The end of the Cold War led to a marked softening of the controversy between the totalitarian and revisionist directions. This is due, among other things, to the reorientation of American geopolitics towards the Middle and Far East. According to Lynn Viola, totalitarianism has been replaced by the concept clash of civilizations, Huntington replaced Pipes. Some historians talk about post-revisionism and post-totalitarianism, but it seems to me that it is premature to talk about the complete blurring of these two concepts. After all, the followers of totalitarianism have retained the tool for shaping the consciousness of the US political elite. What these gentlemen Today they persistently learn Farsi and talk about the totalitarian nature of the regimes of Gaddafi and Assad, does not mean at all that tomorrow they will not start remembering Russian again. Formula of Mars and Minerva it remains valid.
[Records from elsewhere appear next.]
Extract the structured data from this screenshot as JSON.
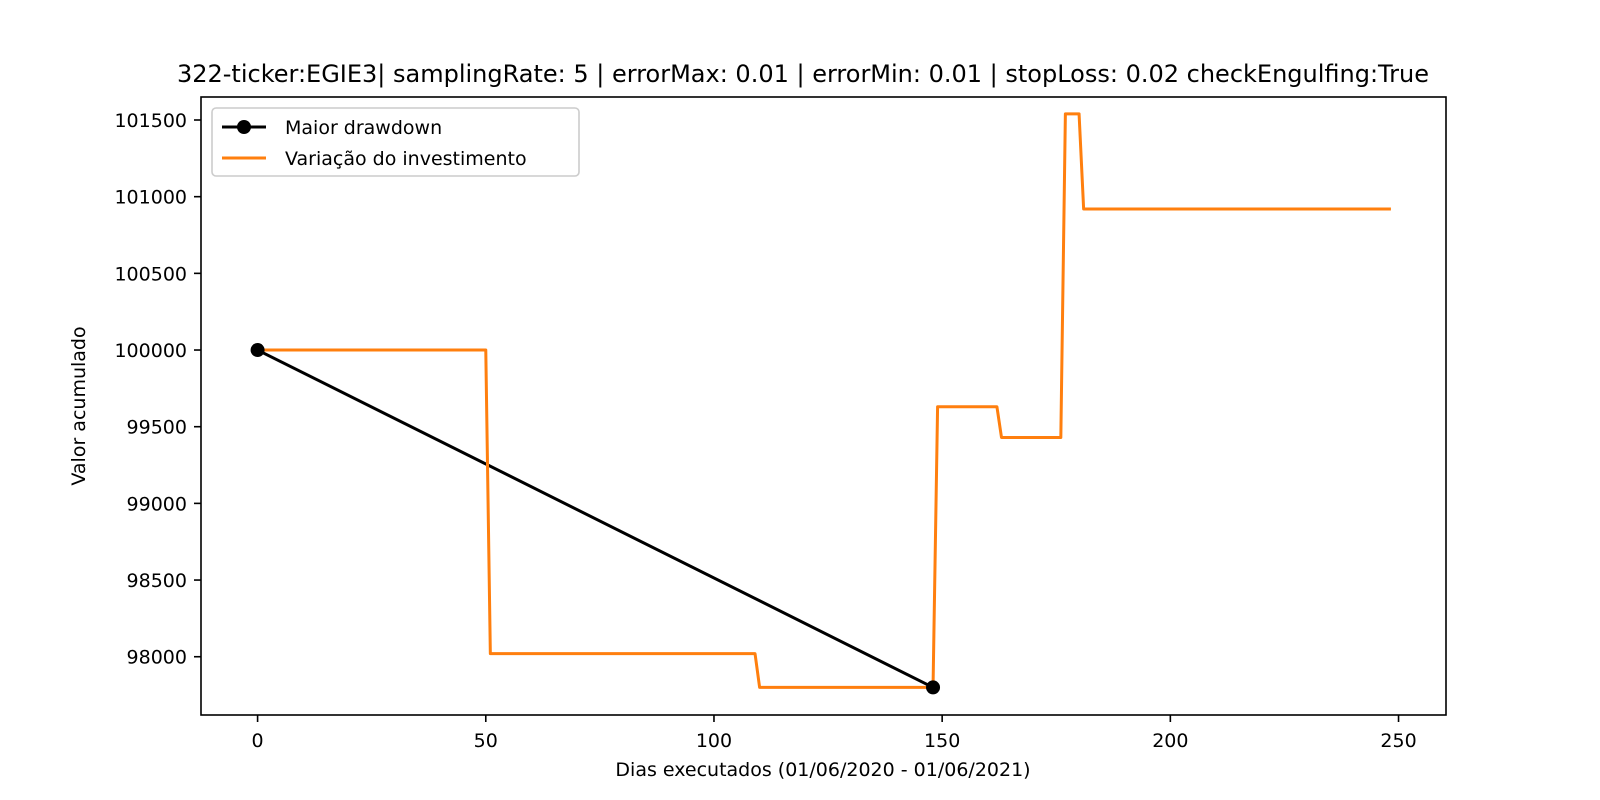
{
  "chart_data": {
    "type": "line",
    "title": "322-ticker:EGIE3| samplingRate: 5 | errorMax: 0.01 | errorMin: 0.01 | stopLoss: 0.02 checkEngulfing:True",
    "xlabel": "Dias executados (01/06/2020 - 01/06/2021)",
    "ylabel": "Valor acumulado",
    "xlim": [
      -12.4,
      260.4
    ],
    "ylim": [
      97620,
      101650
    ],
    "xticks": [
      0,
      50,
      100,
      150,
      200,
      250
    ],
    "yticks": [
      98000,
      98500,
      99000,
      99500,
      100000,
      100500,
      101000,
      101500
    ],
    "grid": false,
    "legend_position": "upper-left",
    "series": [
      {
        "name": "Maior drawdown",
        "color": "#000000",
        "marker": "circle",
        "x": [
          0,
          148
        ],
        "y": [
          100000,
          97800
        ]
      },
      {
        "name": "Variação do investimento",
        "color": "#ff7f0e",
        "marker": "none",
        "x": [
          0,
          50,
          51,
          109,
          110,
          148,
          149,
          162,
          163,
          176,
          177,
          180,
          181,
          248
        ],
        "y": [
          100000,
          100000,
          98020,
          98020,
          97800,
          97800,
          99630,
          99630,
          99430,
          99430,
          101540,
          101540,
          100920,
          100920
        ]
      }
    ]
  }
}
Returning to the words of Rommovsky Lenin, I would like to call for a detailed development of the developments of the revisionists. Yes, the revisionists did not have much sympathy for the Soviet Union, and sometimes they despised everything Soviet. But, just as Berdyaev, hating Bolshevism, was able to discover an interesting side in it (in fact, restoring the connection of Russian Orthodox culture with the Soviet project), so too revisionists were able to discover many interesting aspects of the Stalin era. The revisionist approach is by far the most thorough rebuff to the theory of totalitarianism so popular among Russian liberals. If you learn to isolate the anti-Soviet judgments of the revisionists, concentrating on the semantic and factual core, then you can gain knowledge, and therefore a weapon to fight the dominance of the totalitarian approach in Russia.

Scientific heritage American and European revisionists is too big to be contained in one article. Therefore, I hope that I was able not only to conduct a mini-excursion into the American historiography of Stalinism, but also to show how notorious western view

Lynne Viola: The best sons of the fatherland. Workers in the vanguard of Soviet collectivization. New York, 1987.
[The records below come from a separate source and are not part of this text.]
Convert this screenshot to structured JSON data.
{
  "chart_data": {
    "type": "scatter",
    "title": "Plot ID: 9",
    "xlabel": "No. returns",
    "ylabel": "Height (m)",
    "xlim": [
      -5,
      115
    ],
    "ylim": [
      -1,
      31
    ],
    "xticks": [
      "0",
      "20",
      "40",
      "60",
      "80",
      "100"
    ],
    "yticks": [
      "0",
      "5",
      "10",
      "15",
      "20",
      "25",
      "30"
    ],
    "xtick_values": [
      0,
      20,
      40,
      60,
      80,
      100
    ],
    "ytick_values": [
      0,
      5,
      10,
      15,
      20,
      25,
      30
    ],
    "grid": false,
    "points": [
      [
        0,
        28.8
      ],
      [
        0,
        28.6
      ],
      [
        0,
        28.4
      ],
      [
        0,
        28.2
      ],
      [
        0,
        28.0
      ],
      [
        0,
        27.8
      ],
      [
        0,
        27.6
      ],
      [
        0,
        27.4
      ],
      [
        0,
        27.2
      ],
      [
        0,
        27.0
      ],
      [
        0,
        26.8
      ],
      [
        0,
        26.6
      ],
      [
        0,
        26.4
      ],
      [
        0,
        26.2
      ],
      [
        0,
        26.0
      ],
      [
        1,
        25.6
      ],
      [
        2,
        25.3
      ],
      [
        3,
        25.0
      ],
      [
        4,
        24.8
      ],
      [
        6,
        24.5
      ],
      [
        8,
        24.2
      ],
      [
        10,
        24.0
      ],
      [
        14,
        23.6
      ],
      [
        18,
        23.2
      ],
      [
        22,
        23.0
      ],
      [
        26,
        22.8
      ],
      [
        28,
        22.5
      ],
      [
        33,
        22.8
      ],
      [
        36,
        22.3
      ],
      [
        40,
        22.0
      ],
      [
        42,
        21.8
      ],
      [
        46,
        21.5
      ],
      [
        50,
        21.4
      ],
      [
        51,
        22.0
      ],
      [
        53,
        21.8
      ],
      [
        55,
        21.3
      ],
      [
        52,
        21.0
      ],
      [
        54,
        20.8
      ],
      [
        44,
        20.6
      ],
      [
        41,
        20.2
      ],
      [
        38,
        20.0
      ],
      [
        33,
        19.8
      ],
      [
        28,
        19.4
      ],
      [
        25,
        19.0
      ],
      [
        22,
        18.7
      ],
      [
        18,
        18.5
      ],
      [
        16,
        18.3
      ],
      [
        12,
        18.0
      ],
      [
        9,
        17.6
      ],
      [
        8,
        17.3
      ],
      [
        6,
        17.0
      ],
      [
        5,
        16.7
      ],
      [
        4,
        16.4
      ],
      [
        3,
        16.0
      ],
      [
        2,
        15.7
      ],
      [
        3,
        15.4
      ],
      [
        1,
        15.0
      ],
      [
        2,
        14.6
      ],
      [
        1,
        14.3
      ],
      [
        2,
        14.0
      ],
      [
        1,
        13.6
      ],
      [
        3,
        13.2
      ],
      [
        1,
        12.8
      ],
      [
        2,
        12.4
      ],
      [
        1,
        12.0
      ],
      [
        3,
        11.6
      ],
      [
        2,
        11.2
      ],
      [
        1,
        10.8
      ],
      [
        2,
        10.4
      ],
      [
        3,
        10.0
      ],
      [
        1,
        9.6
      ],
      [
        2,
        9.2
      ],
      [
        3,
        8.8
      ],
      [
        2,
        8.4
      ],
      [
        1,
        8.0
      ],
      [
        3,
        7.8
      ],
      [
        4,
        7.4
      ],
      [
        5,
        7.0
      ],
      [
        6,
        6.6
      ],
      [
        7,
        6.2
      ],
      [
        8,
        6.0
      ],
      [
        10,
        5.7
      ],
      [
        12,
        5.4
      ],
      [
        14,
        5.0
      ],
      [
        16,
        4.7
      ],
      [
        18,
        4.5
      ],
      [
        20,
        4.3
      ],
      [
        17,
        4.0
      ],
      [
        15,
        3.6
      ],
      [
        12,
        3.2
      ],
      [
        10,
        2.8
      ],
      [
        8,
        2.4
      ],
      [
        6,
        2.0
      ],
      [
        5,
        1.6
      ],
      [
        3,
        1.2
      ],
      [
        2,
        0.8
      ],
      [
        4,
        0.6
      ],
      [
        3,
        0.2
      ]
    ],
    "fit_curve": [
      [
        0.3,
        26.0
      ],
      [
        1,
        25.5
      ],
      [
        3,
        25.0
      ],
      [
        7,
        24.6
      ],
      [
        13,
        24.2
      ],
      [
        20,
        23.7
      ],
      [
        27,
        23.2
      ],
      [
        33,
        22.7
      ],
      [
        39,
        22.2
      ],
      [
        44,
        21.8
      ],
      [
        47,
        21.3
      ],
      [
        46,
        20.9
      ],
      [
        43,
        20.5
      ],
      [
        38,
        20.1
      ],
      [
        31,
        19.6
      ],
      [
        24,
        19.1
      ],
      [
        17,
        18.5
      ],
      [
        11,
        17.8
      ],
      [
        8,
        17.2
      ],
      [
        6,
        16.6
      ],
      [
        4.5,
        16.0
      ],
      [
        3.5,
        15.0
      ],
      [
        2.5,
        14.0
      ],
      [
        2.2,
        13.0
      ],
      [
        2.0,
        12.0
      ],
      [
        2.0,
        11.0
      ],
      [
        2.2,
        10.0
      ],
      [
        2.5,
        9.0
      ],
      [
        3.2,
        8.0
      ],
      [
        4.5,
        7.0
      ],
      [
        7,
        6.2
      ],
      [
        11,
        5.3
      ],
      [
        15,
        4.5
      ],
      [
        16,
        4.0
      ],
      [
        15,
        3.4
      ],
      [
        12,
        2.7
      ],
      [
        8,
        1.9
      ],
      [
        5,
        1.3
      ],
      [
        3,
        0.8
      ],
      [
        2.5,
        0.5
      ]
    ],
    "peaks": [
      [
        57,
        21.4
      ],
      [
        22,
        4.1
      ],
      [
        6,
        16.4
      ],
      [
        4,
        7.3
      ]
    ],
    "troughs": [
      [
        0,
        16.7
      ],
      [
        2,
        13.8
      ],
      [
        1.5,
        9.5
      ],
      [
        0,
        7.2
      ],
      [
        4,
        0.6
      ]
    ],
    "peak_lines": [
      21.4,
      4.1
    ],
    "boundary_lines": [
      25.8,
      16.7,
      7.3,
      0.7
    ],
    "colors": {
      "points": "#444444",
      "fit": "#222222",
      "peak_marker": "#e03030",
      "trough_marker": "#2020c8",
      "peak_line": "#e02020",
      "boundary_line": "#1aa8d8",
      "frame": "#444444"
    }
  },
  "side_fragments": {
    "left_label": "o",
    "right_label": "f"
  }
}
Lynne Viola: Peasant rebels under Stalin. Collectivization and the culture of peasant resistance. New York, Oxford 1996.

John Arch Getty: Origins of the Great Purges: The Soviet Communist Party Reconsidered, 1933-1938. New York, 1985.


Quoted in: Sheila Fitzpatrick: Revisionism in Retrospect: A Personal view, in Slavic Review, vol. 67, no. 3, 2008, p. 691.

Lynne Viola: The Cold War within Cold War, in: Kritika. Explorations in Russian and Eurasian History, Vol.12, Num. 3, 2011, p. 689.